NEC, like many of the other major Japanese networking vendors, believes its expertise in basic research and development in the area of semiconductors is a key advantage. "We have the LSI (large scale integrated circuit) technology to build scalability and reliability into our products," said Satoh. NEC is one of the world's largest semiconductor makers.

Hitachi, also a major semiconductor company, is using Interop Tokyo to announce it is developing a new router. The company hopes to begin selling two new versions in its GR2000 range of high-speed routers next year.

The GR2000-316E has a maximum switching speed of 320G bps (bits per second) while the GR2000-630E model takes this up to 600G bps. Forwarding rates for the two routers are given as 400 million psps (packets per second) and 750 million pps respectively. The two new routers will be big advances on Hitachi's current fastest router, the GR2000-20H, which has a maximum switching speed of 45G bps.

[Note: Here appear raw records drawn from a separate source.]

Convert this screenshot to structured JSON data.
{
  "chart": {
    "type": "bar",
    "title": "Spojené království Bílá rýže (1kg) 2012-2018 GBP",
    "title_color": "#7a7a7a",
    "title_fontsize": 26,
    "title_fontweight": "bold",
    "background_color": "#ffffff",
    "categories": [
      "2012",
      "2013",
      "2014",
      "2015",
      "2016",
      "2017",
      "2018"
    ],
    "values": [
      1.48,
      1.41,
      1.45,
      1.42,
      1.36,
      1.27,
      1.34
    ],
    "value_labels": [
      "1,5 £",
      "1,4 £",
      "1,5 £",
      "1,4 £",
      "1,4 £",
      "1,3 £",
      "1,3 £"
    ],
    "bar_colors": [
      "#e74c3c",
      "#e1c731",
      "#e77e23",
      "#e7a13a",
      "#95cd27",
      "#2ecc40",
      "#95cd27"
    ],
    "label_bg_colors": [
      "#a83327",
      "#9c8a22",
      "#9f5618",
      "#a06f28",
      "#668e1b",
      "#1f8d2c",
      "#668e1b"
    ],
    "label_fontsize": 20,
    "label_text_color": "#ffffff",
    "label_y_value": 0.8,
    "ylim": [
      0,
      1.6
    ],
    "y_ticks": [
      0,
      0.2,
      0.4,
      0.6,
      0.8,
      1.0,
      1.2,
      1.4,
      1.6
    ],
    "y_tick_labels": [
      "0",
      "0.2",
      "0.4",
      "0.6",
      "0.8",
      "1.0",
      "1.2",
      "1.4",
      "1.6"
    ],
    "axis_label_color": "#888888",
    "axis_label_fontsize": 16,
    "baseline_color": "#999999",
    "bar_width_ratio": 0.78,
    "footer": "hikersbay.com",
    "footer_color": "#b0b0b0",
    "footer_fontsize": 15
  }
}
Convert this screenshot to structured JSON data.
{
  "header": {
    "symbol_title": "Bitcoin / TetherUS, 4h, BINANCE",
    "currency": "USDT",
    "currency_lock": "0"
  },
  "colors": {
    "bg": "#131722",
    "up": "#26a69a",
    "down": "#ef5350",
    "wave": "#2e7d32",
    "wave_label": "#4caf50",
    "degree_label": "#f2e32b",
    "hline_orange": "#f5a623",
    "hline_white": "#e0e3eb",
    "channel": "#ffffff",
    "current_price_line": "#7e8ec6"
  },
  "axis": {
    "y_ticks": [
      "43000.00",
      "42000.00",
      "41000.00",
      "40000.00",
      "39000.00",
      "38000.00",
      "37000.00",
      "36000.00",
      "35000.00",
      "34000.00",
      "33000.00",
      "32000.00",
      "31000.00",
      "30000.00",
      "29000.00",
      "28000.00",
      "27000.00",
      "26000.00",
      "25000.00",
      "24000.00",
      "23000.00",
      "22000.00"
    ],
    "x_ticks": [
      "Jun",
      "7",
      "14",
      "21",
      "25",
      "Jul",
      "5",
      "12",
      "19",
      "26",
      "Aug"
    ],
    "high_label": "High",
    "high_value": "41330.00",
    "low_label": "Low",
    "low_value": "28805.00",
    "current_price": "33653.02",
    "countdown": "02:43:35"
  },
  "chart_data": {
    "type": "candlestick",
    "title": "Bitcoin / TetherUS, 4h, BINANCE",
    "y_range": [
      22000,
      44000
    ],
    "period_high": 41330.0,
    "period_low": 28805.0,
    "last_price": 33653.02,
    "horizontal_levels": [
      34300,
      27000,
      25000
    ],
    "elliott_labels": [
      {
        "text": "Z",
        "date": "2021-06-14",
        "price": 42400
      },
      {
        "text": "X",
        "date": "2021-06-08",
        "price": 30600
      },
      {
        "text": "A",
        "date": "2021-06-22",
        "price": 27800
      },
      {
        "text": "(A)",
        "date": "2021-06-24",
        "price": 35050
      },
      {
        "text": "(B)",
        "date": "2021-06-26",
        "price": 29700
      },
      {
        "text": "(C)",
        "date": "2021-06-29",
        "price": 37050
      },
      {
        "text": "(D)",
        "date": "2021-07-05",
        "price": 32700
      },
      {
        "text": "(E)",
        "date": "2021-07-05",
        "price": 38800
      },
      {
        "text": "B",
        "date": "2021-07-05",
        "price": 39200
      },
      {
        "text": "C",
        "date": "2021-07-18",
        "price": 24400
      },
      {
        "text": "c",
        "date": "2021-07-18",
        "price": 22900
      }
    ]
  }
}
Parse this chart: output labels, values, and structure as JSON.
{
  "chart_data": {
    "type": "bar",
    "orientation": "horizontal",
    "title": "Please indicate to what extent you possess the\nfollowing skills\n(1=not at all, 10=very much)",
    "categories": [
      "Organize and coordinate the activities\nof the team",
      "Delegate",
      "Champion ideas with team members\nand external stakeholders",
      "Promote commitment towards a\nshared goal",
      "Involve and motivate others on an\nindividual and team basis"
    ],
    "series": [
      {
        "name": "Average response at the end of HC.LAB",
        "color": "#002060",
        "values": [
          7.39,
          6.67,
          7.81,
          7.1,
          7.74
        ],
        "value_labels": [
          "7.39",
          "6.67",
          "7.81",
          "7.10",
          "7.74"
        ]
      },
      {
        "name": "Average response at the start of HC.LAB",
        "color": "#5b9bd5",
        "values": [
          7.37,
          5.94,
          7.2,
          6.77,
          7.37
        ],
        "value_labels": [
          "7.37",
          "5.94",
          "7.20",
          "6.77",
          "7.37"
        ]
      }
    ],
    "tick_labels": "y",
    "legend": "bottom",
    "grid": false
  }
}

"We have two big competitors, Cisco and Juniper," said Takashi Kumagai, a senior engineer with Hitachi's IP Network Systems Development Division. "The big jump (from 45M bps to 600M bps) was needed to keep in step with them."

It is not just the big brand companies that are looking to increase their sales overseas.

Anritsu Corp., a Tokyo-based maker of measuring equipment and networking equipment for carriers, has been selling in the U.S. for some time and is currently looking to expand its operations there. The company wants to take advantage of the faster pace of networking technology development in the U.S. to help develop its products.

"Things change rapidly. Being in the U.S. market is like walking on moving sand," said Shintaro Inagaki, assistant general manager at Anritsu's corporate business strategy center. "But we can learn the very latest market trends so we can get benefits back in Japan," he said. To make best use of this experience, the company is now planning to supplement its Japanese development laboratory with a second center in the U.S.

Success in the U.S. market will also help the company back home, said Inagaki. "If it sells in the U.S., Japanese customers will buy it," he said.

To be sure, Japanese companies don't underestimate the difficulty involved in competing with U.S. companies and are also not cutting ties with foreign vendors. Products from overseas manufacturers weren't much in evidence on the stands of major Japanese companies but could be easily found in the catalogs and pamphlets being handed out.

Despite hefty competition from U.S. manufacturers, many Japanese vendors are confident that they can carve out for themselves a larger market share in the U.S. Some even have a target.

"I think we can catch up soon, maybe in 1 or 2 years," said NEC's Satoh.